Awais founded the Kent-based business in 2015 as an online seller of raw plant-based ingredients on marketplace platforms. It has since expanded operations to DTC channels, including an online store and an outlet, with a wide range of premium whole foods, organic products, herbs, spices, plant-based staples and condiments.

TVK collapsed into administration on 11 October following a downturn in trading as demand cooled in the aftermath of the pandemic and the onset of the cost-of-living crisis.

Its business and assets were sold in a pre-pack deal to Lillie SPV, which is controlled by TVK’s majority shareholder Literacy Capital.
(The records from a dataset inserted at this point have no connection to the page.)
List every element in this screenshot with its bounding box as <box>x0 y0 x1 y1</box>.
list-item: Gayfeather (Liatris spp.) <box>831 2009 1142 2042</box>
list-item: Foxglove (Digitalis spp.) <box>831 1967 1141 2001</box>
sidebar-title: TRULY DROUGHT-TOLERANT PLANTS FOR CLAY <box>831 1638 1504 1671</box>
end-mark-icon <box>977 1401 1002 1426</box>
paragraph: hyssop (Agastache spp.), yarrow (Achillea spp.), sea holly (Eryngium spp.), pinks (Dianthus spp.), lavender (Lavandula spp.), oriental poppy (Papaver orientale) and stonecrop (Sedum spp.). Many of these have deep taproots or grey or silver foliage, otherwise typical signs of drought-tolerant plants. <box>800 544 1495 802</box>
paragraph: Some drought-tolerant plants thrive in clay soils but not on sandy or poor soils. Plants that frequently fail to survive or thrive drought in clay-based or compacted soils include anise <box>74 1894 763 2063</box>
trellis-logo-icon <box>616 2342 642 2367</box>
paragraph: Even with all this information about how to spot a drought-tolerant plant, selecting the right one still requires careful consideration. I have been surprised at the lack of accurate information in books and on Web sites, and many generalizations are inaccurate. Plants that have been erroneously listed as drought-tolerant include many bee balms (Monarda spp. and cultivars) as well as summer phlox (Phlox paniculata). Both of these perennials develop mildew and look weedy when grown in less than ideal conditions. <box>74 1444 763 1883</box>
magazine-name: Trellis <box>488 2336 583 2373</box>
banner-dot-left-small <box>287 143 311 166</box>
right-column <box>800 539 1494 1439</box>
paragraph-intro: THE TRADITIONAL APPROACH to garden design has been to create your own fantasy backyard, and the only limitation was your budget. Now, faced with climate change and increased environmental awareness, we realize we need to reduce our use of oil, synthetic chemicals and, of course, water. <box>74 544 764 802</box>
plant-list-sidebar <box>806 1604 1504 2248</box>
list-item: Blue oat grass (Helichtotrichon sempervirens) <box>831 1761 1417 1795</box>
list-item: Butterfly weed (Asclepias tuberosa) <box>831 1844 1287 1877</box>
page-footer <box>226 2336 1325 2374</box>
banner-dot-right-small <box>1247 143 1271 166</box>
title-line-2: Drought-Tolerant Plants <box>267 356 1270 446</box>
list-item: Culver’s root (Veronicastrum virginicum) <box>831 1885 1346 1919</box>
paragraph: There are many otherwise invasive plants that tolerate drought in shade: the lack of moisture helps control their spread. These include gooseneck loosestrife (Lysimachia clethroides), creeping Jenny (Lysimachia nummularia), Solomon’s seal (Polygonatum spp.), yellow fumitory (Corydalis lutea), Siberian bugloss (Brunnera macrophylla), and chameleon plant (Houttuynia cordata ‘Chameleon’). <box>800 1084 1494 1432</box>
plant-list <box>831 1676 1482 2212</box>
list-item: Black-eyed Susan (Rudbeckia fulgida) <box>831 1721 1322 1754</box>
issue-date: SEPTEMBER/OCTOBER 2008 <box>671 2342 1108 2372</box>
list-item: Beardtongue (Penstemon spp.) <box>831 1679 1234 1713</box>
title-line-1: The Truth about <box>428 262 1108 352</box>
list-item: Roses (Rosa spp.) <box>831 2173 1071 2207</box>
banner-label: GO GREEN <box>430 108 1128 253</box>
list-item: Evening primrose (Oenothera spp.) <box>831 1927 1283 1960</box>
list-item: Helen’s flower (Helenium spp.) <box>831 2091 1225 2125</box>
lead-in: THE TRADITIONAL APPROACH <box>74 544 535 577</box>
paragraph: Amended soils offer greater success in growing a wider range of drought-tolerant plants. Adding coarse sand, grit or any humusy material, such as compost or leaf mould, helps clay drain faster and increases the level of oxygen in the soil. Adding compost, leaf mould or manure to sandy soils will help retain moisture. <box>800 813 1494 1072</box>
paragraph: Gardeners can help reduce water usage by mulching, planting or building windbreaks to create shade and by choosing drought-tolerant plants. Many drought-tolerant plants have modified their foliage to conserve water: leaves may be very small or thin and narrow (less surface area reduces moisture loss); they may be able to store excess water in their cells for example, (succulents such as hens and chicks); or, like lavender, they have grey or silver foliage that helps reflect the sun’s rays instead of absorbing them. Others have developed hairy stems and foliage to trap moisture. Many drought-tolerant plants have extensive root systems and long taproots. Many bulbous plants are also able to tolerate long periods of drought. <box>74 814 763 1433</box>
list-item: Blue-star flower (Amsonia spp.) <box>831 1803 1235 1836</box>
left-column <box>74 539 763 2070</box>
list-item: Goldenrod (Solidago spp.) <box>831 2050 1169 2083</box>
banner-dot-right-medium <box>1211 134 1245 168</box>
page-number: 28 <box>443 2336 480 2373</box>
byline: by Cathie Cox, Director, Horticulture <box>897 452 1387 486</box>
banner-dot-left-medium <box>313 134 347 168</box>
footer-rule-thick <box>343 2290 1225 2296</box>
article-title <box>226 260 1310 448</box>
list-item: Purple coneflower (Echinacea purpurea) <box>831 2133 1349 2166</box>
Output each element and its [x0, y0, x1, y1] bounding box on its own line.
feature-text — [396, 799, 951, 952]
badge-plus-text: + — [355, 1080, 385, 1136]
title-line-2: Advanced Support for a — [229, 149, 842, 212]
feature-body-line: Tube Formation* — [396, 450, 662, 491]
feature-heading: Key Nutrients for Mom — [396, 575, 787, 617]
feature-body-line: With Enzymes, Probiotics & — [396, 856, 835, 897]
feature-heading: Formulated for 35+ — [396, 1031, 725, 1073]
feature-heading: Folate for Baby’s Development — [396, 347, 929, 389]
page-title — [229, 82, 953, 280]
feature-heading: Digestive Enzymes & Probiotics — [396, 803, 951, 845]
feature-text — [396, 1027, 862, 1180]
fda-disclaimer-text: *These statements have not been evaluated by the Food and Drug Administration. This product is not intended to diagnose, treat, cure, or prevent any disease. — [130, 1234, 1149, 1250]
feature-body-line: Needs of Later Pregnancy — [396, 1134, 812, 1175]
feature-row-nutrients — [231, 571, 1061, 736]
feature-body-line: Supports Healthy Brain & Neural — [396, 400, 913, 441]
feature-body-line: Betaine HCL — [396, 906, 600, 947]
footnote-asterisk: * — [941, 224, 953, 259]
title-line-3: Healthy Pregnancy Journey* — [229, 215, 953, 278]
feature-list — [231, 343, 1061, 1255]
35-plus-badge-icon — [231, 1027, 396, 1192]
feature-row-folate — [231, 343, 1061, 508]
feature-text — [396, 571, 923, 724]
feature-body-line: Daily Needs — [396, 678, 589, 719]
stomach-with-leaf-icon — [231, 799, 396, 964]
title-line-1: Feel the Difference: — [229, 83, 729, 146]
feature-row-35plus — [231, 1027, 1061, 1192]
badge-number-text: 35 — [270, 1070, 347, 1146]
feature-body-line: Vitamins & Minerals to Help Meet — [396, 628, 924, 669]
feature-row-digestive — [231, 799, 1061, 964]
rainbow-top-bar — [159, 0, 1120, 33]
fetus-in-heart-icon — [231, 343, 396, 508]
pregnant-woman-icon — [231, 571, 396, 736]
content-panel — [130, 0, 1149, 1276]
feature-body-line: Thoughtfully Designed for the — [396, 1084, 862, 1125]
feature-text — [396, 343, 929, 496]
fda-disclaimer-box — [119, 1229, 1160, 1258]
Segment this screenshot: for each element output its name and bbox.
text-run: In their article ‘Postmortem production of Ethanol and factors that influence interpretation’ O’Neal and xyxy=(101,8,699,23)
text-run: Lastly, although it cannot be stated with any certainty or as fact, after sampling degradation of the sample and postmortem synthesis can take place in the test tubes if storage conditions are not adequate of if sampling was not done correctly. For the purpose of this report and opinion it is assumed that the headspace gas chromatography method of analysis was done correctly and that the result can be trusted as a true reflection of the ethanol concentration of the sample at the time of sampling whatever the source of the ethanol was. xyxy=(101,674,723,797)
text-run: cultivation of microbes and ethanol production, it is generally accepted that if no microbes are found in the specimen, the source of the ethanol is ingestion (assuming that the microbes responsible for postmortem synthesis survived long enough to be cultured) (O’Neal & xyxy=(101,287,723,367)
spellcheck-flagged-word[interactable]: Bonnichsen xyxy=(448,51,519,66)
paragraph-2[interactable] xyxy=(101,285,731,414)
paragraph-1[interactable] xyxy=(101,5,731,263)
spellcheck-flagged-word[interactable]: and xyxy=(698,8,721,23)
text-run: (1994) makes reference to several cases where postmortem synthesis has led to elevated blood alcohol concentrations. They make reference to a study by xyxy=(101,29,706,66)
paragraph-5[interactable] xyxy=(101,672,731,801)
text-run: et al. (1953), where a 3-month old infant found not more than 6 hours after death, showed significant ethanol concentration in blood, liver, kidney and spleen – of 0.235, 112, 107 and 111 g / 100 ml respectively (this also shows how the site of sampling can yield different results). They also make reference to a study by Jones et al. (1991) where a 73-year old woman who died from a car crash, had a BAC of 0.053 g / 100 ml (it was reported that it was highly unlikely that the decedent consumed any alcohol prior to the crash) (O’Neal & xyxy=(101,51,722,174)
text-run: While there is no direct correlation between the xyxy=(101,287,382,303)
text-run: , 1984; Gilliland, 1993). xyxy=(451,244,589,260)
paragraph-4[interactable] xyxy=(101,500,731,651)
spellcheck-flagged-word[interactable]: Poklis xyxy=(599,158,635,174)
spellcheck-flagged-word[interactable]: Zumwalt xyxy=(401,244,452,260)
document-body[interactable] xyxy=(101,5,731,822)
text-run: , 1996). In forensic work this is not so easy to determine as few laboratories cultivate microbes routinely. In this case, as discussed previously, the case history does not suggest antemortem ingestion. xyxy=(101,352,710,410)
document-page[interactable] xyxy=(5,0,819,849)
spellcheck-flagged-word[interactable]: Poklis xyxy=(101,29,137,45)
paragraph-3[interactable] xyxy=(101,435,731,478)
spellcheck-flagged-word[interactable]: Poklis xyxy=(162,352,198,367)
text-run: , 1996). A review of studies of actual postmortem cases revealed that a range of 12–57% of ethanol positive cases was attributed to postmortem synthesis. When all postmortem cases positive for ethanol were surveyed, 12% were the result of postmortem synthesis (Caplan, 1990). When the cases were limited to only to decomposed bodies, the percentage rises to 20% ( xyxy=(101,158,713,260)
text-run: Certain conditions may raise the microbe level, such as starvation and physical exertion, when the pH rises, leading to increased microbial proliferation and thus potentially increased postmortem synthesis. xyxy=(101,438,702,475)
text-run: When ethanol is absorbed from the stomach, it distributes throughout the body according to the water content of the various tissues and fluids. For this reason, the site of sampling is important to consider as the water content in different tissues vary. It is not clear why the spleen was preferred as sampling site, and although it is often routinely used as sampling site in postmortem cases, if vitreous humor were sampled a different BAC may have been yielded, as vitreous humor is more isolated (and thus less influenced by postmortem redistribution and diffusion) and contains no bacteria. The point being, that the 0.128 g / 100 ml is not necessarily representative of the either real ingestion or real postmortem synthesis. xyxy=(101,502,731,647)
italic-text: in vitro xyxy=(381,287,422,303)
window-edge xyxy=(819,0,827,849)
A report by administrator Interpath showed the business was bought for almost £260k in the pre-pack transaction.

However, the business announced in November that despite the “best endeavours” of the stakeholders, TVK would be winding down its online and subscription box service.

“Whilst we were hopeful that the recent restructuring would enable us to establish a viable business into the future, it has now become clear that this cannot be achieved,” it told its customers.

The Grocer understands a potential merger with Planet Organic to save the business fell through leading to the winding down process, with all 38 staff being made redundant.

Tony Buffin, the former Holland & Barrett boss brought in by Lit Cap as chairman, told The Grocer: “The administrators, former shareholders and directors tried to do as much as possible to save the business prior to, and following, the initial administration.

“Literacy Capital has been an incredibly well-intentioned shareholder and invested further significant sums following the administration in the hopes of enabling the business to continue in some way, but this wasn’t possible in light of the extremely difficult economic environment and squeeze on consumer spending.”

Established in 2013 by Scott and Karris McCulloch, who launched TVK from their two-bed flat in Glasgow, the business was the UK’s largest online supermarket dedicated solely to plant-based products, servicing thousands of customers through a next-day delivery model nationwide.

It offered more than 5,000 plant-based products, in addition to monthly vegan beauty and food subscription boxes.

Following record revenues of £7.5m as the pandemic supercharged demand for online operators, the business invested in its infrastructure, including moving to a 35,000 sq ft warehouse capable of servicing further significant growth. However, sales at the lossmaking business slumped to around £4m in the run up to the administration.